Chiens contrebandiers

1 janvier 1905
© texte : albert Dauzat, lithographie : Gayraud
Sylvie Bazzanella

Le saint-bernard et la contrebande

Des chiens saint-bernard ont aussi été dressés dans le but de faciliter le passage en fraude de marchandises, dont le tabac, entre les frontières suisse et italienne.

Les contrebandiers de métier emploient des itinéraires plus difficultueux et moins suivis pour passer en fraude leurs marchandises. La contrebande se fait surtout par les montagnes boisées, qui occupent le Tessin méridional; plus accessibles que les pics du Simplon, elles sont suffisamment accidentées pour permettre aux fraudeurs, qui connaissent admirablement le pays, de dépister les garde-frontière et de se cacher dans les forêts. On opère surtout dans trois régions : entre Bellinzona et Porlezza, à l'est; entre Lugano et Luino, à l'ouest; et enfin au sud du lac de Lugano entre Stabio et Varese, route moins fréquentée que celle de Chiasso à Côme.

L'éducation préparatoire des chiens contrebandiers est des plus curieuses. On se sert de préférence de la race du Saint-Bernard, très intelligente, qui montre, paraît-il, une remarquable aptitude à cet emploi. Pendant quelques semaines, le chien est placé dans un village italien, voisin de la frontière, où il est choyé et copieusement nourri. On l'emmène ensuite dans le village suisse le plus proche.

Alors tout change pour la pauvre bête. Au lieu de caresses, ce sont les coups. On lui donne fort peu à manger, et un homme, costumé en garde-frontière italien, s'applique à se faire haïr et craindre de lui en lui prodiguant les mauvais traitements, tout en évitant, bien entendu, de le blesser.

Quelques jours de ce dernier régime suffisent. On lâche alors le chien avec un gros paquet de tabac solidement amarré sur le dos. Celui-ci ne se fait pas prier et quitte sans regret cette demeure inhospitalière.

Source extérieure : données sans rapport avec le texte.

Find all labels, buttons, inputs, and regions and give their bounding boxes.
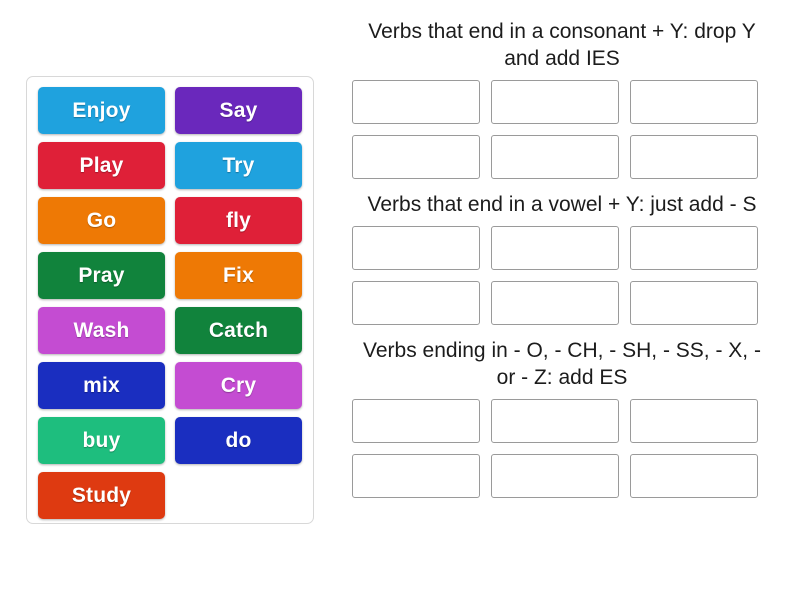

Son flair le porte aussitôt vers la maison où il était si bien traité en Italie, et qu'il a hâte de rejoindre. C'est précisément ce que demandent les contrebandiers.

En arrivant à la frontière, il rencontre le grillage et aperçoit le douanier italien. Par une association d'idées bien naturelle, la vue du garde-frontière rappelle au chien tous les horizons que lui prodiguait le maître qu'il vient de quitter et qui était vêtu comme celui-ci. Il cherche à éviter le douanier qu'il redoute : là encore son instinct ne le trompe pas. Pendant que le garde fait les cent pas, il cherche à franchir le grillage et ne tarde pas à découvrir une des portes qui s'ouvrent par une simple poussée, et qu'un ressort maintient fermées.

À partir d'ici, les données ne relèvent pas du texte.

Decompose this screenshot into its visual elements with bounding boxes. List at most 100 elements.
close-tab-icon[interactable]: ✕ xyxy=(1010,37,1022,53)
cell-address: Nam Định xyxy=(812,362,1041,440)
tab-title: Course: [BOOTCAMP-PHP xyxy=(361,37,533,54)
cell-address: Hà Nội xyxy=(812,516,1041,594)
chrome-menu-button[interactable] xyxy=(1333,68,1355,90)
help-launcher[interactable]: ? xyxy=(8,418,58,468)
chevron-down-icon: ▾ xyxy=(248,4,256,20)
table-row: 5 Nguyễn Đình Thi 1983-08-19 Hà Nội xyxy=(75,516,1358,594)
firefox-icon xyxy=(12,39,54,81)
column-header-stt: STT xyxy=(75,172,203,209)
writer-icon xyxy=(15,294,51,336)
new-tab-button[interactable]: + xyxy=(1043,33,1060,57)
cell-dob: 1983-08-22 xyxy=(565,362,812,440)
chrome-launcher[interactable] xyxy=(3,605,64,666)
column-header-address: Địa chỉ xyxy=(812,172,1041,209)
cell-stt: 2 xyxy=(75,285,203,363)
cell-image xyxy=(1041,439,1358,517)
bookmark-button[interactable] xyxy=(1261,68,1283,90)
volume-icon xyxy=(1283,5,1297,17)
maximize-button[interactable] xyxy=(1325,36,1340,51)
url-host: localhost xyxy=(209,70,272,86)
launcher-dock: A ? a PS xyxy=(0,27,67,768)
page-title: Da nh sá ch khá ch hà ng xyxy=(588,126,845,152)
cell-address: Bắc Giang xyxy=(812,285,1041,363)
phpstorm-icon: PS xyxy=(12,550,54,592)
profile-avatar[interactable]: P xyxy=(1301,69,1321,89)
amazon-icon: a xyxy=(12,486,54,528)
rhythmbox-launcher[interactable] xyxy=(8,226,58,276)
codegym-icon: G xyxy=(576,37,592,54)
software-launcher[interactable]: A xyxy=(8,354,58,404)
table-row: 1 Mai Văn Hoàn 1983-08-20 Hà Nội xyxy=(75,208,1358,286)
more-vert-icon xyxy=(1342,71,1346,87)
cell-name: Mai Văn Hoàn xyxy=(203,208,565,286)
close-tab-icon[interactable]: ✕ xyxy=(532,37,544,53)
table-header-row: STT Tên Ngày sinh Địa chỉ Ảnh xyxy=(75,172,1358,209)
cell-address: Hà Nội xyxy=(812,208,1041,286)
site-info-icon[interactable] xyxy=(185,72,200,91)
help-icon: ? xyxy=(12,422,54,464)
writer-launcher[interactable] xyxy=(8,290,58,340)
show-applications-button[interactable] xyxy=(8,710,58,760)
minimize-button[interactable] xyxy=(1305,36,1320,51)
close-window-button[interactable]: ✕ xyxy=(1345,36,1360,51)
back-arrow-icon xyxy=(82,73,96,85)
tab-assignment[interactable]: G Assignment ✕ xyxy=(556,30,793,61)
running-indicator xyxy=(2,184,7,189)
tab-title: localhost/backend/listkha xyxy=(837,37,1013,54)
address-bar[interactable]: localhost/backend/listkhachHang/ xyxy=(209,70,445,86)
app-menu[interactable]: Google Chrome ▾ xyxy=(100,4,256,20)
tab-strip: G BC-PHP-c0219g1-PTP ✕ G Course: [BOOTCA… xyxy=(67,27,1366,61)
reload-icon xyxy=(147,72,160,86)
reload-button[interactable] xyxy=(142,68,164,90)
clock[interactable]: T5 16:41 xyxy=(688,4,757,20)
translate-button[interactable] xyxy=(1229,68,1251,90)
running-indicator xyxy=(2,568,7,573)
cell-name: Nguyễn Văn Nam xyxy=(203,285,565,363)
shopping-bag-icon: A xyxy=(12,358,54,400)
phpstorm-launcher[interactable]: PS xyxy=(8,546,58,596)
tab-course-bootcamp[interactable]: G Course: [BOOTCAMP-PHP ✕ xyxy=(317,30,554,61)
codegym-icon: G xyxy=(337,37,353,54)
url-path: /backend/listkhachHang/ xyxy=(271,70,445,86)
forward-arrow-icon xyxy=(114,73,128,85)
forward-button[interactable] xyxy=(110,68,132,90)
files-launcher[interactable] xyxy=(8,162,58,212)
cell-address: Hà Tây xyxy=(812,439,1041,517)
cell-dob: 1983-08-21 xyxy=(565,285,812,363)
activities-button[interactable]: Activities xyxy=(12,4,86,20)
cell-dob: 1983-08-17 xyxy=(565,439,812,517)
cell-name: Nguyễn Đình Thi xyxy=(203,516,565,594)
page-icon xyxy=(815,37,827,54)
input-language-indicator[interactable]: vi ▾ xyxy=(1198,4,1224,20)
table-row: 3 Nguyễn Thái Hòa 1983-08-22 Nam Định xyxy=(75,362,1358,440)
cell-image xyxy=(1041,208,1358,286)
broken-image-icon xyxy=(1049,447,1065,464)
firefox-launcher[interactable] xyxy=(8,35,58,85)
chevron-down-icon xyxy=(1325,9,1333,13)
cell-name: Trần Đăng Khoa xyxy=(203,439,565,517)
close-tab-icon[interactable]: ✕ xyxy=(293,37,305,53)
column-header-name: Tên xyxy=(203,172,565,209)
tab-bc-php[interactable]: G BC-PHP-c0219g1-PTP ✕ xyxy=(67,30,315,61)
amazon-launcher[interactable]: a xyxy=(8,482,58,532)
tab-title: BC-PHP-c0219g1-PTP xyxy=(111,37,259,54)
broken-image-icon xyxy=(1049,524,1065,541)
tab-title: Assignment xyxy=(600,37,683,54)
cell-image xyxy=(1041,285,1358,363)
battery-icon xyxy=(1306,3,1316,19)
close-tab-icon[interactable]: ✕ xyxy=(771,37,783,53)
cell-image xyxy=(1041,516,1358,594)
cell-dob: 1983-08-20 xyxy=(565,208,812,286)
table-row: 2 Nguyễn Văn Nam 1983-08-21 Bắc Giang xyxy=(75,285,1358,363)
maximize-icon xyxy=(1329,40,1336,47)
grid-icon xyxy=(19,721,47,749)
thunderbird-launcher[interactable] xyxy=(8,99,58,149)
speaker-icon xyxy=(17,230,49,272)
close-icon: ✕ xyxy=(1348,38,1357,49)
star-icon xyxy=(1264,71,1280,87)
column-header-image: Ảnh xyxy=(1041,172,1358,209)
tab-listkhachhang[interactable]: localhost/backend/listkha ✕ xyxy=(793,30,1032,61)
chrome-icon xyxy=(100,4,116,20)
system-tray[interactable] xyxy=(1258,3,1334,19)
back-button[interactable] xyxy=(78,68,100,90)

Le chien passe, mais la cloche a tinté. Le douanier averti fait la sommation - s'il n'a rien vu - et, ne recevant pas de réponse, tire un coup de fusil : si le chien est manqué, la contre-bande est sauvée. Le toutou arrive dans le village italien où on lui défait tranquillement sa charge de tabac, en attendant une nouvelle expédition.

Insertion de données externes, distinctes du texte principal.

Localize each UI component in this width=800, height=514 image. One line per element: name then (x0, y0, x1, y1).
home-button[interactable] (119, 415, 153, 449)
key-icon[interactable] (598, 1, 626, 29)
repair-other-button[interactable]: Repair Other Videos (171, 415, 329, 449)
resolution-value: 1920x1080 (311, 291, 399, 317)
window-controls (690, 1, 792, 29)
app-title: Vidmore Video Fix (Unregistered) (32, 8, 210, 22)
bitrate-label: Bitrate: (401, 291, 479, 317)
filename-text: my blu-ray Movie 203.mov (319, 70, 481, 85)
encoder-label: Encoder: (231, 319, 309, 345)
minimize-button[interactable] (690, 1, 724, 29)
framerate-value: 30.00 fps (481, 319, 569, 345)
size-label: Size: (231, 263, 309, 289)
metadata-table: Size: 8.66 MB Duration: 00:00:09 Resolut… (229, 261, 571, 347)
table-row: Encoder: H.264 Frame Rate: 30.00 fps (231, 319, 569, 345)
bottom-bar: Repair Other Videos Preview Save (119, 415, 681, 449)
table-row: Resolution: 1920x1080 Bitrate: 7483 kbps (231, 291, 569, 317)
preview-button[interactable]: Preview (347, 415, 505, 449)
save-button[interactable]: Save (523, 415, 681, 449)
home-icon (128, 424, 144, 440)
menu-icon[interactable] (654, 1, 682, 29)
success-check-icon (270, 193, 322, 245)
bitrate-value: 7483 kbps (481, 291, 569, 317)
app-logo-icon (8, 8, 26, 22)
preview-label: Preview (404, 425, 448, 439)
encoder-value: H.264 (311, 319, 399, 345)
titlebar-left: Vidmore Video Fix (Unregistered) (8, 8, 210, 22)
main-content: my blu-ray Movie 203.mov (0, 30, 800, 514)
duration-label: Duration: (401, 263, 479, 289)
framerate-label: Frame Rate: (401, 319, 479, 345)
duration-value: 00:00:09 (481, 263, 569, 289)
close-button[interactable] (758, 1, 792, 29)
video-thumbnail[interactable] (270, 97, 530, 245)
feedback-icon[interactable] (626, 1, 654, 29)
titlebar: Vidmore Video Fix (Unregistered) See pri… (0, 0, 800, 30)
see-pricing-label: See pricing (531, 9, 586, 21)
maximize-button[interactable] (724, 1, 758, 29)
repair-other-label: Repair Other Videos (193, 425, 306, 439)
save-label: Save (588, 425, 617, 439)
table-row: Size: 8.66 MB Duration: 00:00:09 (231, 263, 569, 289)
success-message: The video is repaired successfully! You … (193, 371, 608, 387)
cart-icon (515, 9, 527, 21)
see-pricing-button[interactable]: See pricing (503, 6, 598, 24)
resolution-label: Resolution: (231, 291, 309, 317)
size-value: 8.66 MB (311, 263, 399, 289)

Lorsque le chien a été manqué une première fois, il est bien rare que les garde-frontière parviennent à l'abattre au cours de ses voyages. Car la bête qui a senti de près le danger met en œuvre des ruses d'apache pour dépister son ennemi.

Cette contrebande se fait sur une très grande échelle. Un douanier suisse de Stabio m'affirmait qu'en trois mois on tuait en moyenne de deux à trois cents chiens. Mais ceux qui s'échappent pendant le même temps et parviennent à franchir la zone dangereuse sont en nombre dix fois plus considérable. Or, chaque animal emporte avec lui une charge de sept à huit kilogrammes de tabac. On peu juger par ces chiffres de l'importance de ces opérations et de la perte qui en résulte pour le Trésor italien.

Les convois de contrebandiers et l'équipement des chiens se forment et partent au grand jour dans le Tessin sous l'œil indifférent et narquois des douaniers suisses. Ceux-ci, bien qu'ils entretiennent les meilleures relations de camaraderie avec leurs collègues italiens, mettent leur point d'honneur à ne pas dénoncer les fraudeurs aux garde-frontière du pays voisin. Ce ne sont point nos affaires, déclarent-ils : nous n'avons pas à opérer pour le compte de la police italienne. Peut-être aussi estiment-ils, avec la sagesse des nations qu'il est imprudent de mettre le doigt entre l'arbre et l'écorce.

© Albert Dauzat - Le Magasin Pittoresque, soixante- treizième année - Série III - Tome sixième, 1905.